5 Common Mistakes Made in Ambulatory Surgery Centers
1. Claims are denied due to missing information. Bill Gilbert and Brice Voithofer of AdvantEdge Healthcare Solutions say missing information on a claim is one of the biggest reasons for denied claims, according to published reports by the health insurance industry. For the most part, these denials are completely avoidable. Payors that receive claims with incomplete information will generally reject them automatically, they say, which is why surgery center staff must be trained to catch omissions. The sophisticated claims adjudication systems deployed by payors are much more advanced than they were five years ago, and in many cases, the software deployed by centers has not caught up.
"Studies show that if you had that information on the claim upfront, the vast majority of those claims would not be denied," Mr. Voithofer says. Missing information could include the group tax ID number and the group address and constitutes the most common cause of "administrative denials," they say. Administrative denials, for the most part, are self-inflicted issues which should be avoided.
2. Too many rooms, not enough cases. According to Rob Murphy, founder and CEO of Murphy Healthcare Group and founder of ASC Turnaround Group, one of the top reasons for ASC failure involves over-building the center and failing to staff enough surgeons or bring in enough case volume. "We've been called into situations where ASCs were built with five operating rooms that only needed one or two," he says. "The ongoing costs of maintaining these large physical plants can really eat away at the profits." He says in extreme cases, partners are required to write checks to the ASC to keep it afloat financially — a major red flag that the ASC is failing and urgently needs outside help.
3. Not having an accurate picture of your A/R. One of the most common problems in surgery centers is a general failure to understand A/R, says Ken Bulow, vice president of ASC services for GENASCIS, a division of abeo. He says the best way to keep track of A/R is to make sure all your in-network contracts are loaded into your billing system and adjustments are recorded at the time of charge entry to give you an accurate picture net revenue when the claim is submitted.
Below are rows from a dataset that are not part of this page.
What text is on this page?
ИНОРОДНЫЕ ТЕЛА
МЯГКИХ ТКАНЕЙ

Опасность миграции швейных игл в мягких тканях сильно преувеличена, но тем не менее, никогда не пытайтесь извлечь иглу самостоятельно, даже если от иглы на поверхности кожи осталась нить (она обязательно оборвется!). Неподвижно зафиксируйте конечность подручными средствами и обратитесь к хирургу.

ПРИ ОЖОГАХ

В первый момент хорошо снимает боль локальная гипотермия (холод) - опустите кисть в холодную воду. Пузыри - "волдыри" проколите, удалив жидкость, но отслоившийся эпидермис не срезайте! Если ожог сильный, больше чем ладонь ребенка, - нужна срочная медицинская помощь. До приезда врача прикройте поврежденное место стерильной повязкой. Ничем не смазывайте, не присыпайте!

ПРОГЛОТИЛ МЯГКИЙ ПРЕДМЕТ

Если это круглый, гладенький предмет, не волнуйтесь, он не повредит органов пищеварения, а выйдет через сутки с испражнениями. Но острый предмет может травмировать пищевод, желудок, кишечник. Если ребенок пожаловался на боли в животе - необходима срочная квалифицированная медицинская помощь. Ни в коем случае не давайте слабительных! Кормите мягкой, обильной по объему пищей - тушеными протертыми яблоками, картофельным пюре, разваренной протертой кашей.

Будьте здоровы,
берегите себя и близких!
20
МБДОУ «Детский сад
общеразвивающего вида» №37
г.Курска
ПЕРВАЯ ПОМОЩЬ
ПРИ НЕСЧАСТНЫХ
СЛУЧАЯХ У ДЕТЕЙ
He says out-of-network is a little more difficult, but you can still estimate on an account-by-account basis. "Once you're comfortable that you have a good, true picture of what your A/R is, it's important to put your resources on the accounts with the biggest chance of payment," he says.
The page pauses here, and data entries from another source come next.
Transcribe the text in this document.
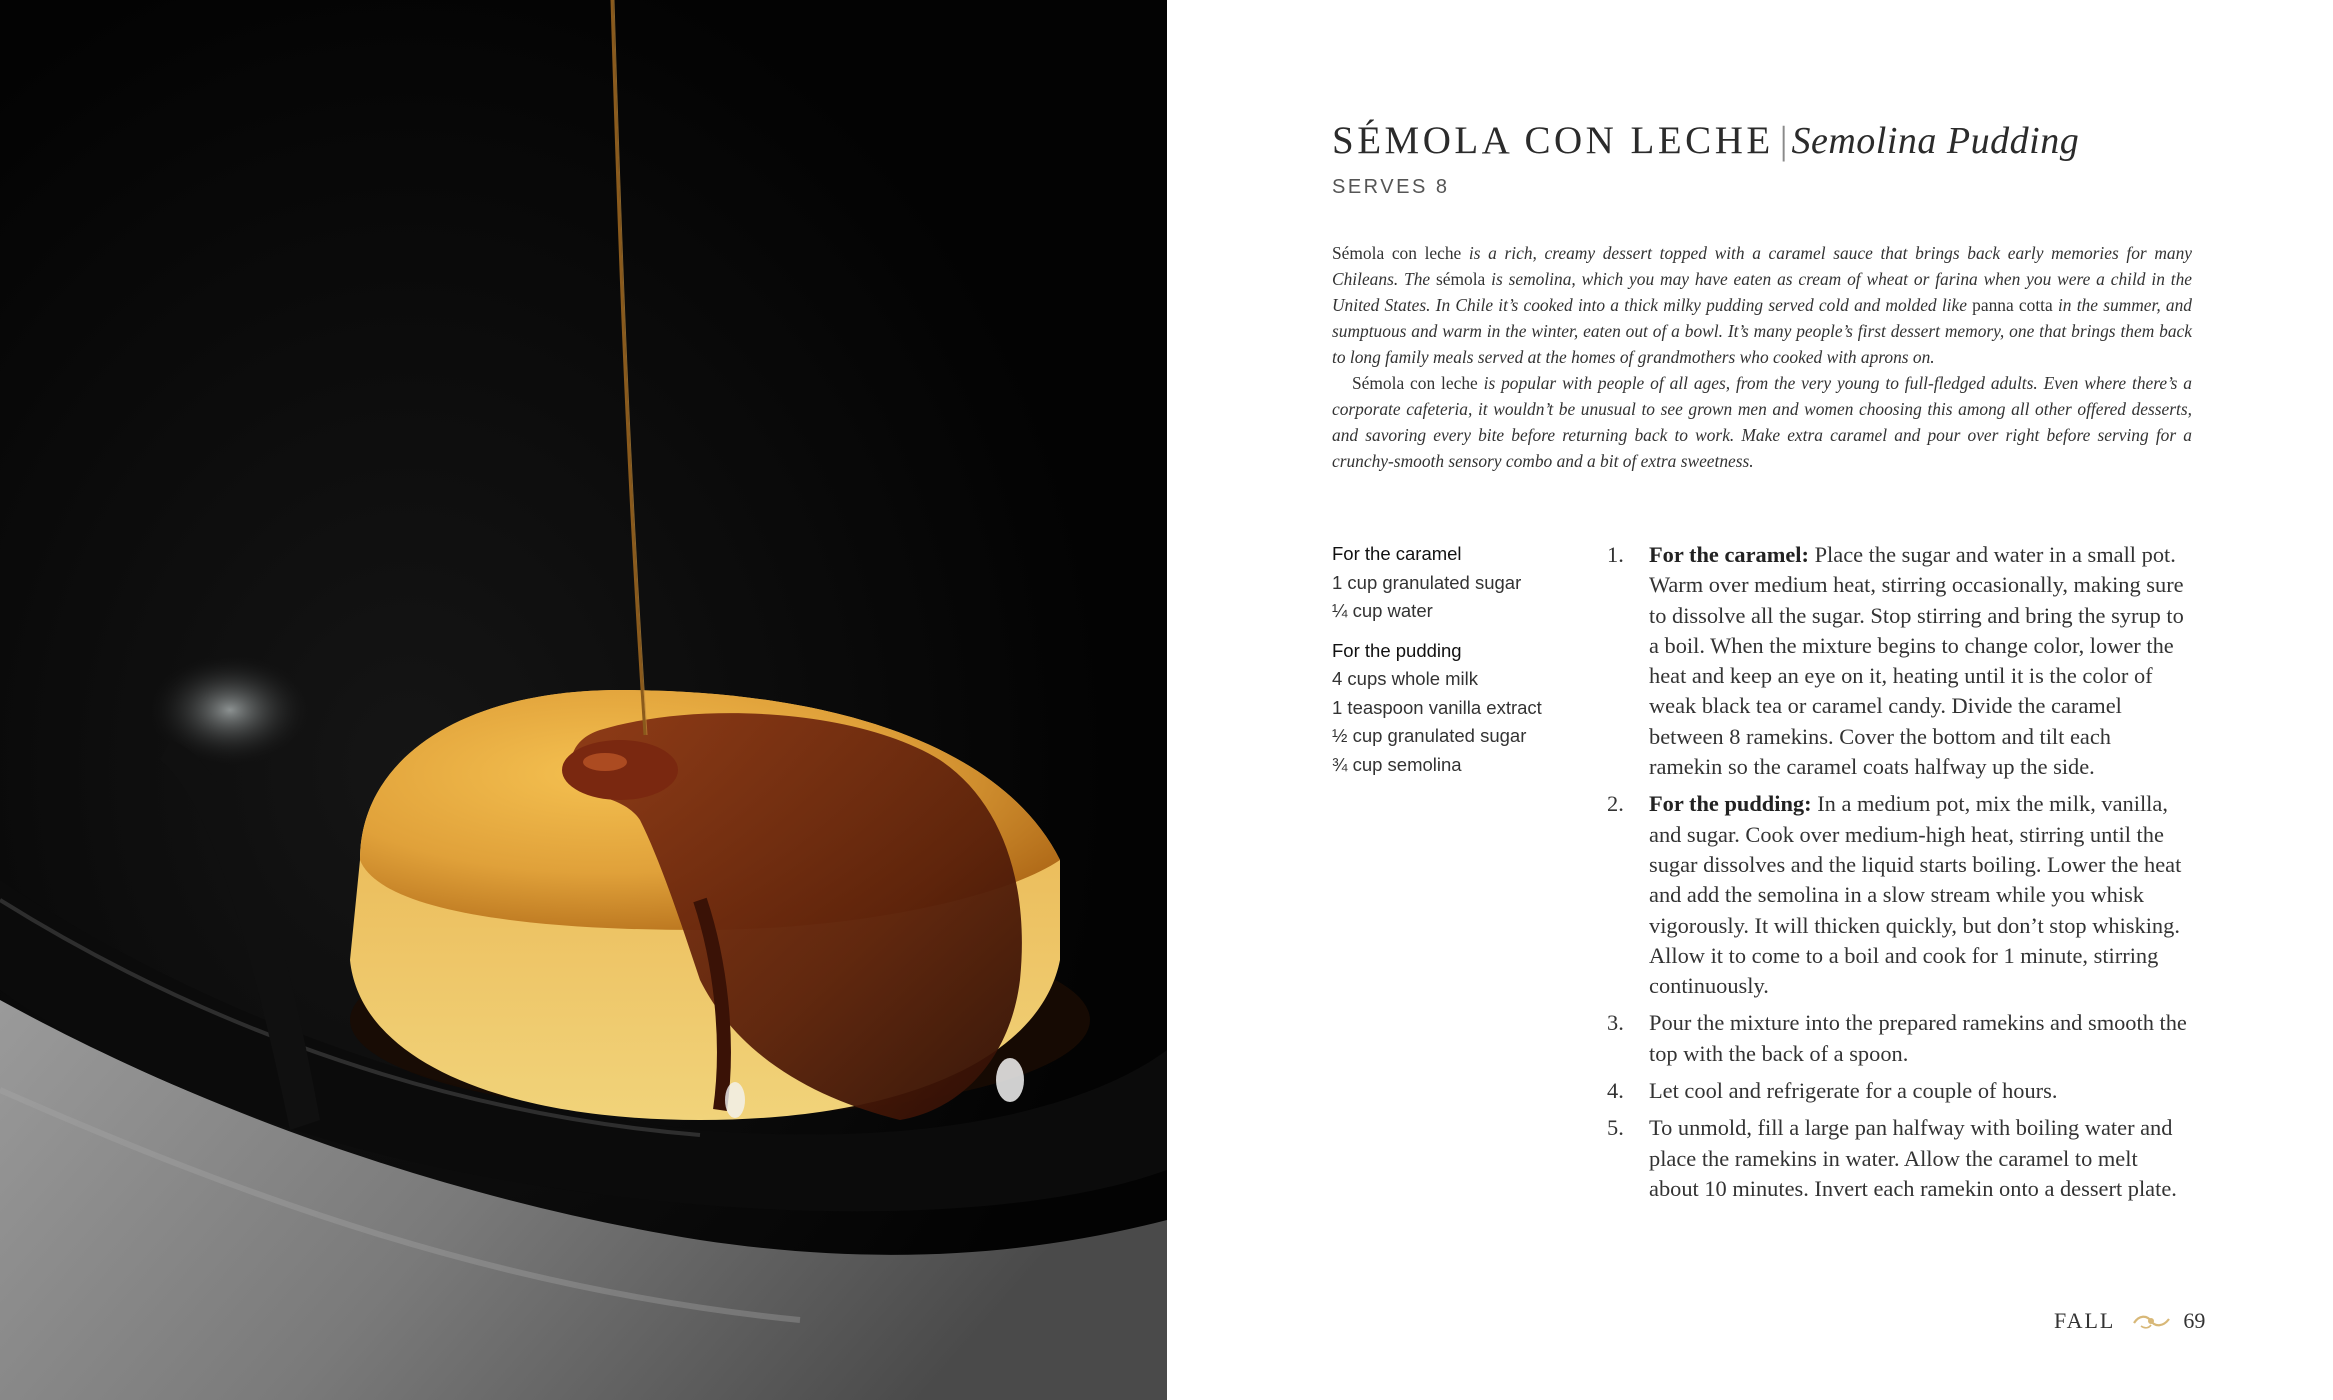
SÉMOLA CON LECHE | Semolina Pudding
SERVES 8

Sémola con leche is a rich, creamy dessert topped with a caramel sauce that brings back early memories for many Chileans. The sémola is semolina, which you may have eaten as cream of wheat or farina when you were a child in the United States. In Chile it’s cooked into a thick milky pudding served cold and molded like panna cotta in the summer, and sumptuous and warm in the winter, eaten out of a bowl. It’s many people’s first dessert memory, one that brings them back to long family meals served at the homes of grandmothers who cooked with aprons on.

Sémola con leche is popular with people of all ages, from the very young to full-fledged adults. Even where there’s a corporate cafeteria, it wouldn’t be unusual to see grown men and women choosing this among all other offered desserts, and savoring every bite before returning back to work. Make extra caramel and pour over right before serving for a crunchy-smooth sensory combo and a bit of extra sweetness.

For the caramel
1 cup granulated sugar
¼ cup water
For the pudding
4 cups whole milk
1 teaspoon vanilla extract
½ cup granulated sugar
¾ cup semolina
1. For the caramel: Place the sugar and water in a small pot. Warm over medium heat, stirring occasionally, making sure to dissolve all the sugar. Stop stirring and bring the syrup to a boil. When the mixture begins to change color, lower the heat and keep an eye on it, heating until it is the color of weak black tea or caramel candy. Divide the caramel between 8 ramekins. Cover the bottom and tilt each ramekin so the caramel coats halfway up the side.
2. For the pudding: In a medium pot, mix the milk, vanilla, and sugar. Cook over medium-high heat, stirring until the sugar dissolves and the liquid starts boiling. Lower the heat and add the semolina in a slow stream while you whisk vigorously. It will thicken quickly, but don’t stop whisking. Allow it to come to a boil and cook for 1 minute, stirring continuously.
3. Pour the mixture into the prepared ramekins and smooth the top with the back of a spoon.
4. Let cool and refrigerate for a couple of hours.
5. To unmold, fill a large pan halfway with boiling water and place the ramekins in water. Allow the caramel to melt about 10 minutes. Invert each ramekin onto a dessert plate.
FALL	69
He says it's important to segment your A/R and assign separate people to self-pay, Medicare/Medicaid and commercial payors — or, if you only have one person available to do all three, to split up their time so the assignments are kept separate. He says it will probably be more lucrative to follow up on a delayed payment from a payor, for example, than to follow up on a self-pay account that has lapsed over 120 days.
4. Turnover times are too long. Facilities must have a realistic vision of their turnover times and always work to make that time shorter. If there isn't enough time planned between patients to turnover the room, the next case will start late and both patient and physician time will be wasted. This also means staff will stay longer and place a burden on the payroll.
"The single most expensive waste in the facility comes from wasting time, and waste means inefficiency," says Larry Teuber, MD, chief medical officer and president of Medical Facilities Corporation and founder and physician executive of Black Hills Surgery Center. There will be some unforeseeable delays, such as difficult intubations, problems during induction, problems because the patient is obese or technical challenges during surgery that could make the procedure run over schedule.
When delays are unpredictable, the center can roll with the punches; however, when delays occur due to physician tardiness or inappropriately scheduled OR times, there are ways the surgery center can eliminate them.
5. Waiting several years to renegotiate a payor contract. Insurance company negotiation teams generally operate under strict guidelines about the increases they can offer based on each year's budget. If you let your contract lapse, rolling over under the evergreen clause from one year to the next, then ask for several years' worth of increases, the payor will simply not be able to afford your request. "If you let your reimbursement lapse for five years, it's going to be hard — if not impossible — for the payor to absorb five years of increases in a one-time rate adjustment," says Dan Connolly, MHS, ARM, vice president of payor contracting for Pinnacle III. "Poor planning on your part creates a crisis on the payor's end and can easily lead to hard feelings."
Mr. Connolly recommends looking at each contract every year and exercising some form of renegotiation if feasible. He says if the contract has a 12-month term, the surgery center should assemble its renegotiation plan and start the renegotiation process no later than 120 days prior to the contract's anniversary date. This will allow the payor the necessary time to assemble historical reimbursement and utilization data, for both parties to analyze proposed reimbursement scenarios and, ultimately, for the payor to load and execute the new rates upon renewal.